University of Chicago’s John Cochrane has a new NBER paper out that is sure to generate some debate. He outlines the following scenario of how the U.S. could conceivably go from the current state of affairs to a situation of high inflation:

Will we get inflation? The scenario leading to inflation starts with poor growth, possibly reinforced by to larger government distortions, higher tax rates, and policy uncertainty.

Lower growth is the single most important negative influence on the Federal budget. Then, the government may have to make good on its many credit guarantees. A wave of sovereign (Greece), semi-sovreign (California) and private (pension funds, mortgages) bailouts may pave the way. A failure to resolve entitlement programs that everyone sees lead to unsustainable deficits will not help.

When investors see that path coming, they will quite suddenly try to sell government debt and dollar-denominated debt. We will see a rise in interest rates, reflecting expected inflation and a higher risk premium for U.S. government debt. The higher risk premium will exacerbate the inflationary decline in demand for U.S. debt. A substantial inflation will follow — and likely a “stagflation” not inflation associated with a boom. The interest rate rise and inflation can come long before the worst of the deficits and any monetization materialize.

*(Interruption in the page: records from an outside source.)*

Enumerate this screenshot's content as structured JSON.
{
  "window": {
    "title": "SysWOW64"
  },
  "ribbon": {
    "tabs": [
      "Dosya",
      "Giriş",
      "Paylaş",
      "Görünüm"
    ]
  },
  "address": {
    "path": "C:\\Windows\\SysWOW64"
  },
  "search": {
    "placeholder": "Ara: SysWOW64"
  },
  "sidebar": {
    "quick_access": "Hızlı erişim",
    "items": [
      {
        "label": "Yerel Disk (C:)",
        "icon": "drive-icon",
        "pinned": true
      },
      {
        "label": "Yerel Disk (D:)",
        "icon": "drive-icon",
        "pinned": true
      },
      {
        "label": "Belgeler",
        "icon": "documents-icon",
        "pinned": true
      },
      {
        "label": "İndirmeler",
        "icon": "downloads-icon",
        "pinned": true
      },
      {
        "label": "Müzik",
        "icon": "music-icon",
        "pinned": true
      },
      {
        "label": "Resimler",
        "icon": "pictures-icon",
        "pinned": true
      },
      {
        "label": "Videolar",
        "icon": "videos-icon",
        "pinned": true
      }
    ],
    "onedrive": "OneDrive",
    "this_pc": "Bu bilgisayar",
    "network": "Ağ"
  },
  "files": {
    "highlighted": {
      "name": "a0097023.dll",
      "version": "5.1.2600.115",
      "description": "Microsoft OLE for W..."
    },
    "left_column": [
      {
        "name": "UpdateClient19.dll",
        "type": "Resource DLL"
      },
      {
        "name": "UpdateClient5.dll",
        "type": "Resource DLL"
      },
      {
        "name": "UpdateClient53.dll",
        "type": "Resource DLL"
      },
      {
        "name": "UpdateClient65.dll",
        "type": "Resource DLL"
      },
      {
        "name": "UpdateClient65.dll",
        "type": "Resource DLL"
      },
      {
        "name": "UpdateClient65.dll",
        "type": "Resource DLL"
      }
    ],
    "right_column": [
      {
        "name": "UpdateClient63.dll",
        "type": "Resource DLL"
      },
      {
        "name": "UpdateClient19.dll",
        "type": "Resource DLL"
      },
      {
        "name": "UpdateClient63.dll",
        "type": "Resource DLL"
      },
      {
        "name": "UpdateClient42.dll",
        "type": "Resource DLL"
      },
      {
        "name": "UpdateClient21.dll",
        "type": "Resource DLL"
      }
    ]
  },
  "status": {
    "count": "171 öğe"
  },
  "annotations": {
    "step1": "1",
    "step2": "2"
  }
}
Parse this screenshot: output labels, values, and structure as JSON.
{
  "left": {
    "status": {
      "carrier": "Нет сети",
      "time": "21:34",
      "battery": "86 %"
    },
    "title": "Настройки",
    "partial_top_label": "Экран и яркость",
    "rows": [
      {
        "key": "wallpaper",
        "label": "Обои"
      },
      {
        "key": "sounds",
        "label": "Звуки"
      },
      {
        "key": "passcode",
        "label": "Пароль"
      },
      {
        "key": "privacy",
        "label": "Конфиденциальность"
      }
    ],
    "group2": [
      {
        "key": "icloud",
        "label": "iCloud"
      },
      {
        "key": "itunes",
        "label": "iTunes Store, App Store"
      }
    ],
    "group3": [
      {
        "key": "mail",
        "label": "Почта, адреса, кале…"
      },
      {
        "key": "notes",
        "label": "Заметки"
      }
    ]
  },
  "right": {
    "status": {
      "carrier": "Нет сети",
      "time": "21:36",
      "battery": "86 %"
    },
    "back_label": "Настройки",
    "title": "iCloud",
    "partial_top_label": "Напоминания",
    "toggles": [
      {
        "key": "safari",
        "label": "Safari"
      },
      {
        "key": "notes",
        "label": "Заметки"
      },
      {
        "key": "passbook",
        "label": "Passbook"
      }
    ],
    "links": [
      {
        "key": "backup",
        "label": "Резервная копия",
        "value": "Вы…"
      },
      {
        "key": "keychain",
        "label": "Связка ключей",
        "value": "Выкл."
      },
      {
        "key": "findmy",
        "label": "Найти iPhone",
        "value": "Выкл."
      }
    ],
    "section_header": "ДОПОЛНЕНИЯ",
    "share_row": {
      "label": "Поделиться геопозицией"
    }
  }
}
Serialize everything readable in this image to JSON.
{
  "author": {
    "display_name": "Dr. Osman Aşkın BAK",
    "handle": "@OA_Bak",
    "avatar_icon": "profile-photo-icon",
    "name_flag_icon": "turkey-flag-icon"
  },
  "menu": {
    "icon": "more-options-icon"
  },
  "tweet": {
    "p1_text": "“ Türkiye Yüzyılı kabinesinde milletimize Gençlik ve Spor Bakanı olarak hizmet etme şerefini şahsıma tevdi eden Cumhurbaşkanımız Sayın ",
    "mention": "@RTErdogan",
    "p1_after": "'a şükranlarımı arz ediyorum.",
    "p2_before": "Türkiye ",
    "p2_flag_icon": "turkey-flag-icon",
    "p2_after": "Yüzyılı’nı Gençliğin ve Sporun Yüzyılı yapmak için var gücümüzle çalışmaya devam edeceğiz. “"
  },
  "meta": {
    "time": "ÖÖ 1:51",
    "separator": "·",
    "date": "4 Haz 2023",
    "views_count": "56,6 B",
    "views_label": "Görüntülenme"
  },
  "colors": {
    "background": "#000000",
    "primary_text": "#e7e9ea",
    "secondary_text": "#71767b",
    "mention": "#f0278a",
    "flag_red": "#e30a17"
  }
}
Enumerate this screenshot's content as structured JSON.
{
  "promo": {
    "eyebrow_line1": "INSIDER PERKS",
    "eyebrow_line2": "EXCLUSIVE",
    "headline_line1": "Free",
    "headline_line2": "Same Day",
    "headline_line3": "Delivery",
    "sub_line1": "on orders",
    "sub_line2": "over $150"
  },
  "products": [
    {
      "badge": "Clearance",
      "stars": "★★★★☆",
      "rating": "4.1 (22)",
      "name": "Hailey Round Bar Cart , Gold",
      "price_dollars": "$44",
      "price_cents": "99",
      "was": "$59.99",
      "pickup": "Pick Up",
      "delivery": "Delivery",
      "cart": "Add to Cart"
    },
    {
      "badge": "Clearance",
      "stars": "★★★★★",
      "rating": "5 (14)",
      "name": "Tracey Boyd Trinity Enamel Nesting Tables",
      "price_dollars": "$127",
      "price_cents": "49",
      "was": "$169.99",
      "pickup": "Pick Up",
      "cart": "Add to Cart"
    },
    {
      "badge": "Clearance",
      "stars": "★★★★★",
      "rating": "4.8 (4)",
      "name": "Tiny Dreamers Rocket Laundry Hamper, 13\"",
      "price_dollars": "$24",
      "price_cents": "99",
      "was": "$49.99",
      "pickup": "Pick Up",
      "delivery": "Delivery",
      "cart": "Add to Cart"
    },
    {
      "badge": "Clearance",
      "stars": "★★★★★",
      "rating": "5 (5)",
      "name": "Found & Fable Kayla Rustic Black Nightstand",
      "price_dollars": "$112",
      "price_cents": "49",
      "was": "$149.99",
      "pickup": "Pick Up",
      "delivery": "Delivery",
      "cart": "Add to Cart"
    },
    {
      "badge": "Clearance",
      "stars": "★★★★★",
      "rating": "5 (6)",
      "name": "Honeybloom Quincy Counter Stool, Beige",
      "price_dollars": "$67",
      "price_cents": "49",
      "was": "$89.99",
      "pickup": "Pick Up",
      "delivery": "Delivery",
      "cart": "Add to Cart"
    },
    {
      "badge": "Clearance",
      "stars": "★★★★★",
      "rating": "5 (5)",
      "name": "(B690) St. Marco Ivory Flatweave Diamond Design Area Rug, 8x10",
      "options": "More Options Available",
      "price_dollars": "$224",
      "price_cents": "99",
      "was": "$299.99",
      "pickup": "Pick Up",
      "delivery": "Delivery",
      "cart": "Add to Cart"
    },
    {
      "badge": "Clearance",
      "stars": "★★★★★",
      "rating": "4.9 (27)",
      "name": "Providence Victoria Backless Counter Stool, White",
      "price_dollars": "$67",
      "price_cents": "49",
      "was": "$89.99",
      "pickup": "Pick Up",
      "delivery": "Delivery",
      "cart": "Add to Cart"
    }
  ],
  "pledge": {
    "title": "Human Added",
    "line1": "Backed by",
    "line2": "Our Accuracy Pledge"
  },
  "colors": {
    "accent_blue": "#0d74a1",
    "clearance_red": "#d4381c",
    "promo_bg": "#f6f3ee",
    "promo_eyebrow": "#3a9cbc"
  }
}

As with all forward-looking economics, no obvious piece of news will trigger these events. Officials may rail at “markets” and “speculators.” Economists and the Fed may scratch their heads at the sudden “loss of anchoring” or “Phillips curve shift.”

Not being a macro guy, I will allow others more capable than myself to evaluate his claims; I’ll simply pass along the gated and ungated versions, step aside, and wait hopefully for an elucidating debate.